(a) [5 points] Implement a function for calculating the entropy of a node by using the set of samples at that node. You only need the number of observations that belong to each class. The function must return the calculated entropy. The prototype of the function must be the following: • double calculateEntropy(const int* classCounts, const int numClasses);
(b) [10 points] Implement a function for calculating the information gain for a particular split at a node. This function should call the calculateEntropy function you imple- mented in the previous step. The prototype of the function must be the following: • double calculateInformationGain(const bool** data, const int* labels, const int numSamples, const int numFeatures, const bool* usedSamples, const int featureId); data is a boolean array with numSamples rows and numFeatures columns, labels is a vector of length numSamples, usedSamples is also a vector of length numSamples, and featureId is the column id (between 0 and numFeatures-1) of the considered feature in the data array. usedSamples indicates, for each sample, whether that sample reached that node or not. In other words, the samples whose values are true are in the subset that is used for the decision at that particular node.

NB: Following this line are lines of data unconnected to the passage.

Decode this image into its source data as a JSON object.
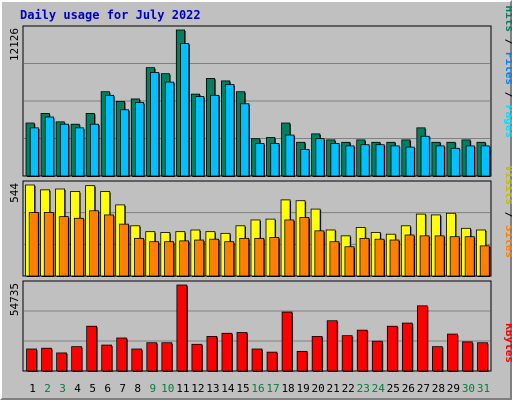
{
  "title": "Daily usage for July 2022",
  "colors": {
    "background": "#c0c0c0",
    "plot_background": "#c0c0c0",
    "title": "#0000c0",
    "hits": "#008060",
    "files": "#00c0ff",
    "pages": "#00e0ff",
    "visits": "#ffff00",
    "sites": "#ff8000",
    "kbytes": "#ff0000",
    "weekend_day_label": "#008040",
    "weekday_day_label": "#000000"
  },
  "chart_data": [
    {
      "type": "bar",
      "panel": "hits-files-pages",
      "categories": [
        "1",
        "2",
        "3",
        "4",
        "5",
        "6",
        "7",
        "8",
        "9",
        "10",
        "11",
        "12",
        "13",
        "14",
        "15",
        "16",
        "17",
        "18",
        "19",
        "20",
        "21",
        "22",
        "23",
        "24",
        "25",
        "26",
        "27",
        "28",
        "29",
        "30",
        "31"
      ],
      "ymax_label": "12126",
      "ylim": [
        0,
        12126
      ],
      "grid": true,
      "legend_labels": [
        "Pages",
        "Files",
        "Hits"
      ],
      "legend_placement": "right",
      "series": [
        {
          "name": "Hits",
          "values": [
            4400,
            5200,
            4500,
            4300,
            5200,
            7000,
            6200,
            6400,
            9000,
            8500,
            12126,
            6800,
            8100,
            7900,
            7000,
            3100,
            3200,
            4400,
            2800,
            3500,
            3000,
            2800,
            3000,
            2800,
            2800,
            3000,
            4000,
            2800,
            2800,
            3000,
            2800
          ]
        },
        {
          "name": "Files",
          "values": [
            4000,
            4900,
            4300,
            4000,
            4300,
            6700,
            5500,
            6100,
            8600,
            7800,
            11000,
            6600,
            6700,
            7600,
            6000,
            2700,
            2700,
            3400,
            2200,
            3100,
            2700,
            2500,
            2600,
            2600,
            2500,
            2400,
            3300,
            2500,
            2300,
            2500,
            2500
          ]
        },
        {
          "name": "Pages",
          "values": [
            4000,
            4900,
            4300,
            4000,
            4300,
            6700,
            5500,
            6100,
            8600,
            7800,
            11000,
            6600,
            6700,
            7600,
            6000,
            2700,
            2700,
            3400,
            2200,
            3100,
            2700,
            2500,
            2600,
            2600,
            2500,
            2400,
            3300,
            2500,
            2300,
            2500,
            2500
          ]
        }
      ]
    },
    {
      "type": "bar",
      "panel": "visits-sites",
      "categories": [
        "1",
        "2",
        "3",
        "4",
        "5",
        "6",
        "7",
        "8",
        "9",
        "10",
        "11",
        "12",
        "13",
        "14",
        "15",
        "16",
        "17",
        "18",
        "19",
        "20",
        "21",
        "22",
        "23",
        "24",
        "25",
        "26",
        "27",
        "28",
        "29",
        "30",
        "31"
      ],
      "ymax_label": "544",
      "ylim": [
        0,
        544
      ],
      "grid": true,
      "legend_labels": [
        "Sites",
        "Visits"
      ],
      "legend_placement": "right",
      "series": [
        {
          "name": "Visits",
          "values": [
            544,
            515,
            520,
            505,
            540,
            505,
            425,
            300,
            265,
            260,
            265,
            275,
            265,
            255,
            300,
            335,
            340,
            455,
            450,
            400,
            275,
            240,
            290,
            260,
            250,
            300,
            370,
            365,
            375,
            285,
            275
          ]
        },
        {
          "name": "Sites",
          "values": [
            380,
            380,
            355,
            345,
            390,
            365,
            310,
            225,
            205,
            205,
            210,
            215,
            220,
            205,
            225,
            225,
            230,
            335,
            350,
            270,
            205,
            175,
            225,
            220,
            215,
            245,
            240,
            240,
            235,
            235,
            180
          ]
        }
      ]
    },
    {
      "type": "bar",
      "panel": "kbytes",
      "categories": [
        "1",
        "2",
        "3",
        "4",
        "5",
        "6",
        "7",
        "8",
        "9",
        "10",
        "11",
        "12",
        "13",
        "14",
        "15",
        "16",
        "17",
        "18",
        "19",
        "20",
        "21",
        "22",
        "23",
        "24",
        "25",
        "26",
        "27",
        "28",
        "29",
        "30",
        "31"
      ],
      "ymax_label": "54735",
      "ylim": [
        0,
        54735
      ],
      "grid": true,
      "legend_labels": [
        "KBytes"
      ],
      "legend_placement": "right",
      "series": [
        {
          "name": "KBytes",
          "values": [
            14000,
            14500,
            11500,
            15500,
            28500,
            16500,
            21000,
            14000,
            18000,
            18000,
            54735,
            17000,
            22000,
            24000,
            24500,
            14000,
            12000,
            37500,
            12500,
            22000,
            32000,
            22500,
            26000,
            19000,
            28500,
            30500,
            41500,
            15500,
            23500,
            18500,
            18000
          ]
        }
      ]
    }
  ]
}
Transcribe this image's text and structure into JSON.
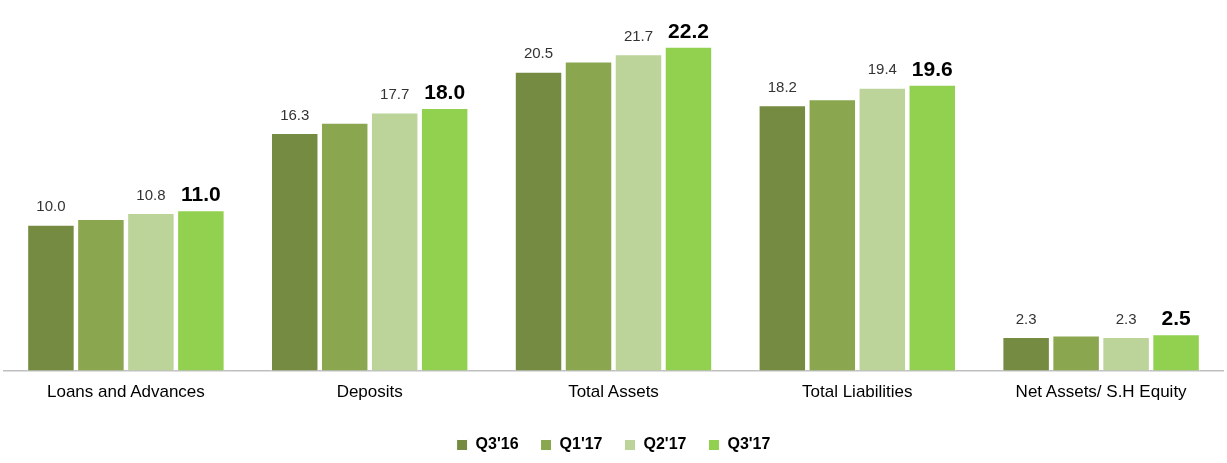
{
  "chart_data": {
    "type": "bar",
    "categories": [
      "Loans and Advances",
      "Deposits",
      "Total Assets",
      "Total Liabilities",
      "Net Assets/ S.H Equity"
    ],
    "series": [
      {
        "name": "Q3'16",
        "color": "#748b41",
        "values": [
          10.0,
          16.3,
          20.5,
          18.2,
          2.3
        ],
        "value_labels": [
          "10.0",
          "16.3",
          "20.5",
          "18.2",
          "2.3"
        ]
      },
      {
        "name": "Q1'17",
        "color": "#8aa64e",
        "values": [
          10.4,
          17.0,
          21.2,
          18.6,
          2.4
        ],
        "value_labels": [
          null,
          null,
          null,
          null,
          null
        ]
      },
      {
        "name": "Q2'17",
        "color": "#bcd39a",
        "values": [
          10.8,
          17.7,
          21.7,
          19.4,
          2.3
        ],
        "value_labels": [
          "10.8",
          "17.7",
          "21.7",
          "19.4",
          "2.3"
        ]
      },
      {
        "name": "Q3'17",
        "color": "#92d050",
        "values": [
          11.0,
          18.0,
          22.2,
          19.6,
          2.5
        ],
        "value_labels": [
          "11.0",
          "18.0",
          "22.2",
          "19.6",
          "2.5"
        ]
      }
    ],
    "legend": "bottom",
    "grid": false
  }
}
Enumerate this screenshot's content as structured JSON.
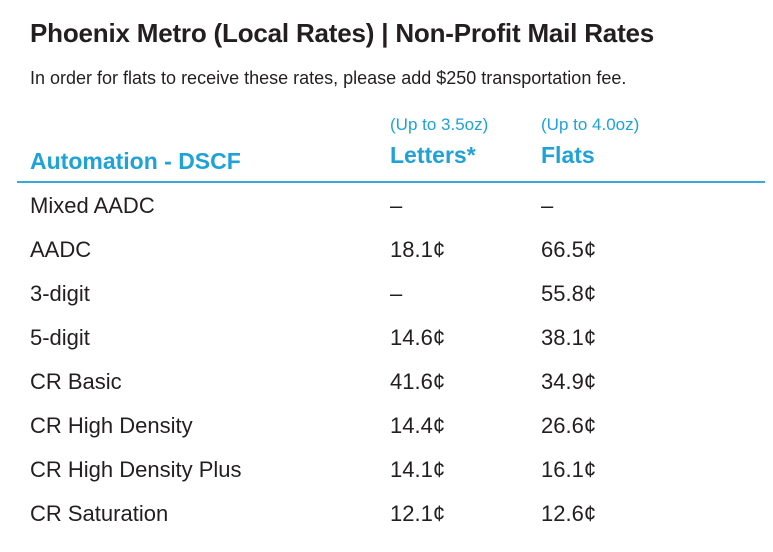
{
  "title": "Phoenix Metro (Local Rates) | Non-Profit Mail Rates",
  "subtitle": "In order for flats to receive these rates, please add $250 transportation fee.",
  "table": {
    "section_label": "Automation - DSCF",
    "columns": [
      {
        "note": "(Up to 3.5oz)",
        "label": "Letters*"
      },
      {
        "note": "(Up to 4.0oz)",
        "label": "Flats"
      }
    ],
    "rows": [
      {
        "name": "Mixed AADC",
        "letters": "–",
        "flats": "–"
      },
      {
        "name": "AADC",
        "letters": "18.1¢",
        "flats": "66.5¢"
      },
      {
        "name": "3-digit",
        "letters": "–",
        "flats": "55.8¢"
      },
      {
        "name": "5-digit",
        "letters": "14.6¢",
        "flats": "38.1¢"
      },
      {
        "name": "CR Basic",
        "letters": "41.6¢",
        "flats": "34.9¢"
      },
      {
        "name": "CR High Density",
        "letters": "14.4¢",
        "flats": "26.6¢"
      },
      {
        "name": "CR High Density Plus",
        "letters": "14.1¢",
        "flats": "16.1¢"
      },
      {
        "name": "CR Saturation",
        "letters": "12.1¢",
        "flats": "12.6¢"
      }
    ]
  },
  "colors": {
    "accent": "#1ea2d8",
    "text": "#231f20",
    "rule": "#3aa8d8"
  }
}
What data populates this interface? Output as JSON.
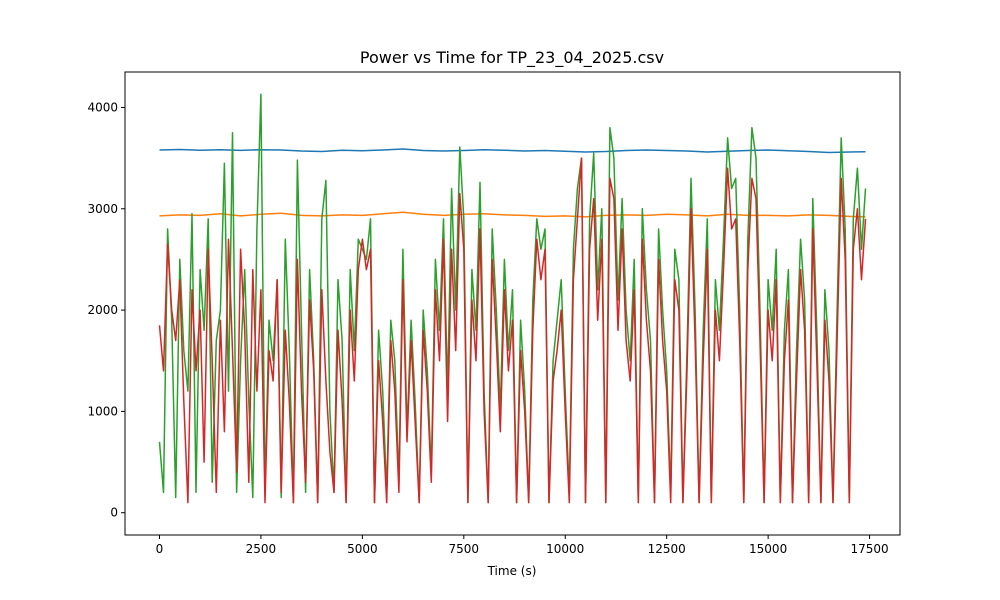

(c) Define two classes named DecisionTree and DecisionTreeNode. Name the files as DecisionTreeNode.h, DecisionTreeNode.cpp, DecisionTree.h, and DecisionTree.cpp. DecisionTreeNode class must keep track of whether or not the node is a leaf node, the feature index for its decision (split) if it is a non-leaf node, its class decision if it is a leaf node, and pointers to its children. The data members and functions you will implement for this purpose is up to you. DecisionTree class must keep a pointer to the root DecisionTreeNode, and has the public functions listed below. You can define any number of private data members and private class functions. However, you cannot modify the prototypes for the functions listed below. • void DecisionTree::train(const bool**, const int*, const int, const int); • void DecisionTree::train(const string, const int, const int); • int DecisionTree::predict(const bool*); • double DecisionTree::test(const bool**, const int*, const int); • double DecisionTree::test(const string, const int); • void DecisionTree::print();
(d) [25 points] Implement the train functions. • void DecisionTree::train(const bool** data, const int* labels, const int numSamples, const int numFeatures); data is a boolean array with numSamples rows and numFeatures columns, labels is a vector of length numSamples. Together, they define the training data set. Using this data set, the function must build the decision tree. The calculateInformationGain function you implemented earlier should be used here. • void DecisionTree::train(const string fileName, const int numSamples, const int numFeatures); Opens and parses the text file fileName that contains numSamples lines, each of which represents a sample (observation). Each observation is given by numFeatures+1 space-separated numbers. The first numFeatures numbers are binary (0 or 1) numbers indicating the feature values. The last number is an integer correspond- ing to the class label for that observation. The class numbers are between 1 and N where N is the number of classes (the largest number in this column). After parsing the text input, the above train function must be called for the actual training.
(e) [15 points] Implement the predict function. • int DecisionTree::predict(const bool* data): This function can only be called after train is called. data is a boolean array of size numFeatures (numFeatures is already known by this point), and it rep- resents a single observation. The function must return the integer class label assigned to the input observation by the decision tree.
(f) [5 points] Implement the test functions. • double DecisionTree::test(const bool** data, const int* labels, const int numSamples); This function can only be called after train is called. data is a boolean array with numSamples rows and numFeatures columns, labels is a vector of length numSamples. Together they define a test data set for measuring the accuracy of the decision tree classifier. Note that the training data and test data can have dif- ferent number of samples (numSamples). This function must utilize the predict function to predict the class of each observation in the test data set, compare the predictions with the true classes of the observations, and return the accuracy (proportion of true predictions among the total number of observations). • double DecisionTree::test(const string fileName, const int numSamples); Opens and parses a text file fileName. The specification of the text file is the same with the one described in the train function. After parsing the text input, the above test function must be called for actual testing.
(g) [10 points] Implement the print function. The function prints the nodes of the tree using preorder traversal. Each node should be printed on a separate line. In the beginning of each line, put a number of tabs according to the level of the node being printed (e.g., the root node has no tabs and a node at level 5 has 4 tabs). The indentation will help the user understand the printed tree structure. If the node is a leaf node, the integer corresponding to the selected class is printed as “class=x” (e.g., for the second class, “class=2” is printed). For non-leaf nodes, the integer feature index used for the split at that node is printed. Note that the feature indices are zero-based but the class numbers start from 1.